Scientific classification
- Kingdom: Animalia
- Phylum: Chordata
- Class: Mammalia
- Order: Primates
- Family: Cercopithecidae
- Subfamily: Cercopithecinae
- Tribe: Papionini
- Genus: Rungwecebus Davenport et al., 2006
- Species: R. kipunji
- Binomial name: Rungwecebus kipunji (Ehardt et al., 2005)

= Kipunji =

- Genus: Rungwecebus
- Species: kipunji
- Authority: (Ehardt et al., 2005)
- Conservation status: EN
- Parent authority: Davenport et al., 2006

Species of Old World monkey

The kipunji (Rungwecebus kipunji), also known as the highland mangabey, is a species of Old World monkey that lives in the highland forests of Tanzania. It was independently described in December 2003 and July 2004, making it the first new African monkey species discovered since 1984. Originally assigned to the genus Lophocebus, genetic and morphological data showed that it is more closely related to the genus Papio. It was subsequently assigned to a new genus, Rungwecebus, named after Mount Rungwe. Rungwecebus is the first new monkey genus described since 1923.

==Description==
The kipunji's relatively long pelage is light or medium brown with white on the end of the tail and the ventrum. The pelage close to the hands and feet tends to be a medium to dark brown. Its hands, feet, and face are all black. It does not appear to show any sexual dimorphism in relation to pelage coloration. Adult male kipunjis have a body length of 85-90 cm and are estimated to weigh between 10 and 16 kg.

The kipunji has a distinctive territorial call — a low-pitched "honk-bark". Its nearest relatives are said to make a very different sound, "whoop-gobbles".

The kipunji's pelage coloration and its broad crest of hair on the crown of its head helps to distinguish it from Cercocebus and Lophocebus.

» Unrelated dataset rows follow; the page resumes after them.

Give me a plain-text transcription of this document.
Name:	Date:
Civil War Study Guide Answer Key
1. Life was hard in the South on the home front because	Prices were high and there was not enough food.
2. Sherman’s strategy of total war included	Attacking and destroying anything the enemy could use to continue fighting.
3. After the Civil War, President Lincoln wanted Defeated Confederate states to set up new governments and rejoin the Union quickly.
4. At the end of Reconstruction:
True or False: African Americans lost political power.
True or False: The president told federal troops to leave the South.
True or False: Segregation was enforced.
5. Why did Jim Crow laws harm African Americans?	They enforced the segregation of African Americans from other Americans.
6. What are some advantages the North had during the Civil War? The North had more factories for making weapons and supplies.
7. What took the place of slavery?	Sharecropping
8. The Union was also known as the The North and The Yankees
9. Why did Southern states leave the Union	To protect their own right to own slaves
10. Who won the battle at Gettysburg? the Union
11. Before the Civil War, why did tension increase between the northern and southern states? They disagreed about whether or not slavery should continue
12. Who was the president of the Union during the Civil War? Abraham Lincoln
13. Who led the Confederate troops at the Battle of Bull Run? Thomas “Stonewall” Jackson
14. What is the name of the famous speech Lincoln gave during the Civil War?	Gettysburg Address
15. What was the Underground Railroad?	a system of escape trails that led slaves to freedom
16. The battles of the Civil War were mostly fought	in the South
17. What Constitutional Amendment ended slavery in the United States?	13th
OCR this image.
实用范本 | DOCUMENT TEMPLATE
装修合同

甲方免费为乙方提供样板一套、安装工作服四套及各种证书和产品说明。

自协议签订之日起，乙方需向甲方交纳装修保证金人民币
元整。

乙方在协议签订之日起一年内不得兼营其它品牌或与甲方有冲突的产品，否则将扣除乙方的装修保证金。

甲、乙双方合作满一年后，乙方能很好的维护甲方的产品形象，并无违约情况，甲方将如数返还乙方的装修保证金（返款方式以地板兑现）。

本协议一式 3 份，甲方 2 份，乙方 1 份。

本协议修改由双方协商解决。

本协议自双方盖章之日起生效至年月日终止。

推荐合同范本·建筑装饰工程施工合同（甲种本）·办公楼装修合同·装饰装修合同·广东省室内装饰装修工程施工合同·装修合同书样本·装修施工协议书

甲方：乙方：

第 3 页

==Distribution and habitat==
Around 1,800 individuals live in mountainside trees in Tanzania. A census published in 2022 found 59 groups in Livingstone Forest (within Kitulo National Park), Mount Rungwe Nature Reserve, and Madehani Village Forest.

The forest at Rungwe is highly degraded, and fragmentation of the remaining forest threatens to split that population into three smaller populations. The Ndundulu forest is in better shape, but the population there is smaller.

==Conservation==
The kipunji is classified as an endangered species on the IUCN Red List. It was included in the list of "The World's 25 Most Endangered Primates" in 2006 and 2008.

Its range is restricted to 17.7 km2 of forest in the two isolated regions, the Ndundulu forest and the Rungwe-Livingstone forest.

To combat the endangered status of the Kipunji, efforts to protect the species are significantly enhanced when local commutes surrounding their habitat are aware of their significance and are actively engaged in protecting them. Due to recent conservation efforts, as of 2022, the Kipunji population has increased by 65% and threats due to human activity have decreased by 81%.

== Threats ==
The kipunji faces multiple threats, primarily stemming from human activities such as logging, charcoal making, illegal hunting, and unmanaged resource extraction have been commonplace in the Rungwe-Kitulo forests, leading to habitat fragmentation and degradation. The narrow corridors linking different forest sections are encroached by farmers, further exacerbating the fragmentation of population units. Kipunjis are hunted using log traps and dogs, mainly during January to April in retribution for crop-raiding incidents. Both Kilombero Nature Forest Reserve and Mount Rungwe Nature Reserves lack adequate management resources to counter these threats.